Despite the economic implosion continuing to shake the post-Soviet sphere — as well as the new offshore leaks ringing both Russia and Kazakhstan’s leadership — the Moscow-led Eurasian Economic Union continues to limp on. Kazakhstani President Nursultan Nazarbayev recently insisted, contra Moscow, that the EEU remains purely economic. The EEU — and the grand plans entailed — may have largely dropped from Russian President Vladimir Putin’s rhetoric, but the group’s inertia continues, with regional officials offering lip-service to the grouping.
To wit, earlier this month Kyrgyz Deputy Prime Minister Oleg Pankratov floated the notion that his country would be interested in further EEU integration. As TASS related, Pankratov noted that Bishkek “is interested in taking part on the common energy market” in the Eurasian Economic Union, and exploring how the organization could allow Kyrgyzstan to “create conditions for the export of electricity.” As he added, “This is one of the most promising areas for our country.”
Pankratov’s rhetoric represents a surprisingly rosy outlook from Bishkek about the EEU’s opportunities moving forward.

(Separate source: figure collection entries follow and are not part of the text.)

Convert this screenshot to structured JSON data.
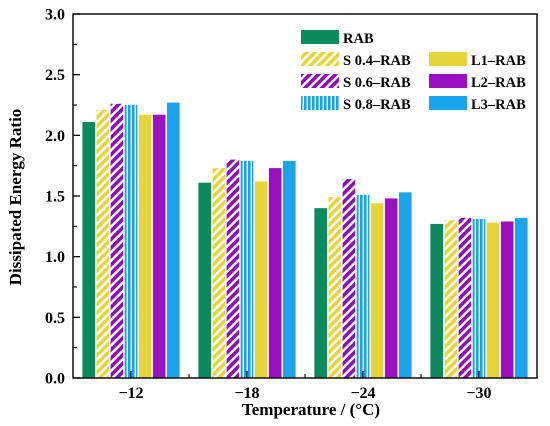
{
  "chart_data": {
    "type": "bar",
    "xlabel": "Temperature / (°C)",
    "ylabel": "Dissipated Energy Ratio",
    "ylim": [
      0,
      3.0
    ],
    "yticks": [
      "0.0",
      "0.5",
      "1.0",
      "1.5",
      "2.0",
      "2.5",
      "3.0"
    ],
    "categories": [
      "−12",
      "−18",
      "−24",
      "−30"
    ],
    "legend_position": "top-right",
    "grid": false,
    "series": [
      {
        "name": "RAB",
        "color": "#0b8a5e",
        "pattern": "solid",
        "values": [
          2.11,
          1.61,
          1.4,
          1.27
        ]
      },
      {
        "name": "S 0.4–RAB",
        "color": "#e6d53a",
        "pattern": "diagonal",
        "values": [
          2.21,
          1.73,
          1.49,
          1.3
        ]
      },
      {
        "name": "S 0.6–RAB",
        "color": "#8a10b8",
        "pattern": "diagonal",
        "values": [
          2.26,
          1.8,
          1.64,
          1.32
        ]
      },
      {
        "name": "S 0.8–RAB",
        "color": "#1ba1e8",
        "pattern": "vertical",
        "values": [
          2.25,
          1.79,
          1.51,
          1.31
        ]
      },
      {
        "name": "L1–RAB",
        "color": "#e6d53a",
        "pattern": "solid",
        "values": [
          2.17,
          1.62,
          1.44,
          1.28
        ]
      },
      {
        "name": "L2–RAB",
        "color": "#9a10c0",
        "pattern": "solid",
        "values": [
          2.17,
          1.73,
          1.48,
          1.29
        ]
      },
      {
        "name": "L3–RAB",
        "color": "#18a5ee",
        "pattern": "solid",
        "values": [
          2.27,
          1.79,
          1.53,
          1.32
        ]
      }
    ]
  }
}
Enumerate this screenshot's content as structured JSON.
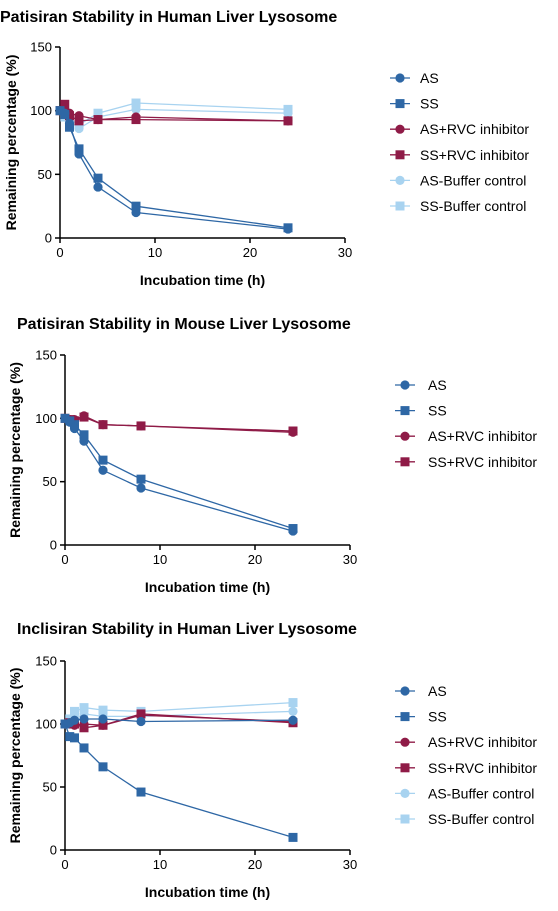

Just a few weeks back, as The Diplomat’s Catherine Putz noted, Pankratov had opined that “there is no alternative to the union.” When it comes to energy transit, however, Bishkek appears to be all ears.
Such a shift is perhaps less surprising, however, when viewed in light of the electricity issues that kicked off Kyrgyzstan’s year. Instead of acting as one of the linchpins of the CASA-1000 energy project, which would have seen Kyrgyzstan transit excess electricity southward, Bishkek has been forced to sign agreements on importing electricity from Kazakhstan — as well as deal with the fact that the country’s primary energy engine has begun showing its age. As RFE/RL’s Bruce Pannier recently wrote, Kyrgyzstan’s “main source of power — the Toktogul Reservoir and hydropower plant (HPP)- – had just shut down three of its four turbines for several days [at the beginning of the year]. An inspection determined the HPP was simply old and needed repair and upgrades.”
The search for external hydropower investors — in light of Moscow’s pullback — also continues, largely fruitlessly. As TASS added, though, Pankratov claimed that closer union within the EEU common energy market “will also attract significant investment for the construction of new generating capacity.”
Unfortunately for Bishkek, such a market, at least for electricity, will not come online until at least 2019. Likewise, as the German Institute for International and Security Affairs recently found, “Since Soviet times today’s EEU members have been connected by a shared transmission grid. But this network needs to be further expanded and above all comprehensively modernized.” As with most aspects of the EEU, any potential benefit Kyrgyzstan may accrue from the EEU’s common energy market remains heavy on rhetoric, but with a heap of questions — and investors who remain purely theoretical — to follow.